Diduga terdapat rekayasa Surat Perintah Perjalanan Dinas (SPPD) dan laporan pertanggungjawaban (SPJ). Diduga, dokumen-dokumen tersebut dibuat lengkap seolah-olah kegiatan benar-benar dilaksanakan, padahal faktanya tidak ada perjalanan yang dilakukan, atau tujuan perjalanan tidak sesuai dengan yang ditulis.

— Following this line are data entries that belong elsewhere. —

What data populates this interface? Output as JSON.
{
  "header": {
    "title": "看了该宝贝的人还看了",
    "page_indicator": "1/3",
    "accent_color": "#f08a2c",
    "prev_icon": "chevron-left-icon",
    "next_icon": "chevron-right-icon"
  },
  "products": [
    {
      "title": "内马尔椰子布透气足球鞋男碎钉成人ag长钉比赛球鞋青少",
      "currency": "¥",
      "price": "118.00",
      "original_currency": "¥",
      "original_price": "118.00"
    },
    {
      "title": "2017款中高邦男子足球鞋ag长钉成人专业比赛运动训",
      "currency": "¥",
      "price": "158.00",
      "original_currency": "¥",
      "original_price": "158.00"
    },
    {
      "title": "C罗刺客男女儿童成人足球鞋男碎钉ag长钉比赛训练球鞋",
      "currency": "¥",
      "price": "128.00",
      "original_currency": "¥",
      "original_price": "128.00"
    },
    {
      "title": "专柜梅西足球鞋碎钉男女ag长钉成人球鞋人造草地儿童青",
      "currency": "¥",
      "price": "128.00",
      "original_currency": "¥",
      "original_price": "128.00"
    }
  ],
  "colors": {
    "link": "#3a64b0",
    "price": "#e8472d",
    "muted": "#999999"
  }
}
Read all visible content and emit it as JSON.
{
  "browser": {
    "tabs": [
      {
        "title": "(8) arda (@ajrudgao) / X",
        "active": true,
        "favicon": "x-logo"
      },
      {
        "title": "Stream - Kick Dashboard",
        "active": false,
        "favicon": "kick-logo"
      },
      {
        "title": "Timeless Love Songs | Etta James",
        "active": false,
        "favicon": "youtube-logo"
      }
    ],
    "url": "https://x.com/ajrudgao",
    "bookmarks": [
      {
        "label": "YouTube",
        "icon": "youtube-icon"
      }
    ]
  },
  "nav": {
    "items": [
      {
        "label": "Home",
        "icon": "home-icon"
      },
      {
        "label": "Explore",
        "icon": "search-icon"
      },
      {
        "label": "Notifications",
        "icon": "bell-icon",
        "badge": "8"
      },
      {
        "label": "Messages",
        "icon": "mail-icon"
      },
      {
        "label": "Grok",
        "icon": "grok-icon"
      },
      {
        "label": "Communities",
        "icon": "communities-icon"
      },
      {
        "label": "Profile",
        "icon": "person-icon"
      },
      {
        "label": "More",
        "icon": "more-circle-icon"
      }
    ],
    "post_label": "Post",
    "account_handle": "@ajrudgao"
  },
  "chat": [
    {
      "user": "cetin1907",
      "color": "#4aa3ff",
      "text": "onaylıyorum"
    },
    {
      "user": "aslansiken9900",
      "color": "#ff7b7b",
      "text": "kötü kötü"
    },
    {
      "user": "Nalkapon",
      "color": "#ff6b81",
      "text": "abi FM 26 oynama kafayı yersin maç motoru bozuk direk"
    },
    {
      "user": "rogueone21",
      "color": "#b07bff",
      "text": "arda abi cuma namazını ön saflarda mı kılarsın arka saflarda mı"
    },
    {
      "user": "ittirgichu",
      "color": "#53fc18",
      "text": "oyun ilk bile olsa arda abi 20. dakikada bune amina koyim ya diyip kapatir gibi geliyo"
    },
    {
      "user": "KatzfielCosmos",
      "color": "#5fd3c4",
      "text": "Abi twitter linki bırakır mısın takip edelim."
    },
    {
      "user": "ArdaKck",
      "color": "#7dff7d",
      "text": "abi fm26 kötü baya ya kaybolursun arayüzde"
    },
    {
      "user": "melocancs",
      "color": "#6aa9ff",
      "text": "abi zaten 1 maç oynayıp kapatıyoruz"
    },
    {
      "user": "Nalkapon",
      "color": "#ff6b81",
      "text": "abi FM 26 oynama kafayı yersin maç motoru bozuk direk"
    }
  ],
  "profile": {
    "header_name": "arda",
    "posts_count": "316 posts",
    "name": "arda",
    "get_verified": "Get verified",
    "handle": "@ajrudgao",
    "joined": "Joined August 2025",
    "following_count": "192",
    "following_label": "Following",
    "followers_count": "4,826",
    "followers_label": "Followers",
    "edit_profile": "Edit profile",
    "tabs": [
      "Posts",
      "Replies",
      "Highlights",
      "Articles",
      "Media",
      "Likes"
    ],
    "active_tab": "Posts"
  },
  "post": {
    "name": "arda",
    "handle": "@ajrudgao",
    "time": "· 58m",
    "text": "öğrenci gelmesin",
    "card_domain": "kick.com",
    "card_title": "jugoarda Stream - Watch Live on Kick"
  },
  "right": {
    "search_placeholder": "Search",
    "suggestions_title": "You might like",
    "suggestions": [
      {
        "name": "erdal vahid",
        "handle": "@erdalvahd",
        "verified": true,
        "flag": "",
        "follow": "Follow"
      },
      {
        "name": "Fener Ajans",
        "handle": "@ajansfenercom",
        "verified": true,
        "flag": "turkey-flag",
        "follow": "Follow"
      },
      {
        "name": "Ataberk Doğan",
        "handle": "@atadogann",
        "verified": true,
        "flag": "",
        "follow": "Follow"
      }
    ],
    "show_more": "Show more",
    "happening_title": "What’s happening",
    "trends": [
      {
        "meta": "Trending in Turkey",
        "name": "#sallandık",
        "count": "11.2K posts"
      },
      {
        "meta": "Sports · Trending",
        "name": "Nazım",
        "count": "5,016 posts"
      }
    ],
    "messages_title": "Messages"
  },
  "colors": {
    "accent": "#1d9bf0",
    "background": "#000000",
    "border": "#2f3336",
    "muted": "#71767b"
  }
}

Diduga, bukti tiket, boarding pass, hingga daftar hadir dibuat secara paksa hanya untuk memenuhi syarat administrasi pencairan dana. Uang yang dicairkan kemudian diduga tidak digunakan untuk kepentingan dinas, melainkan dibagi-bagikan atau dikuasai oleh pihak-pihak tertentu.

 

2. DIDUGA MENGGANDAKAN ANGGARAN

Modus lain yang diduga terjadi adalah penggandaan anggaran untuk satu kegiatan yang sama. Diduga, satu acara atau kunjungan kerja bisa dianggarkan berkali-kali dengan nama kegiatan atau pos anggaran yang berbeda.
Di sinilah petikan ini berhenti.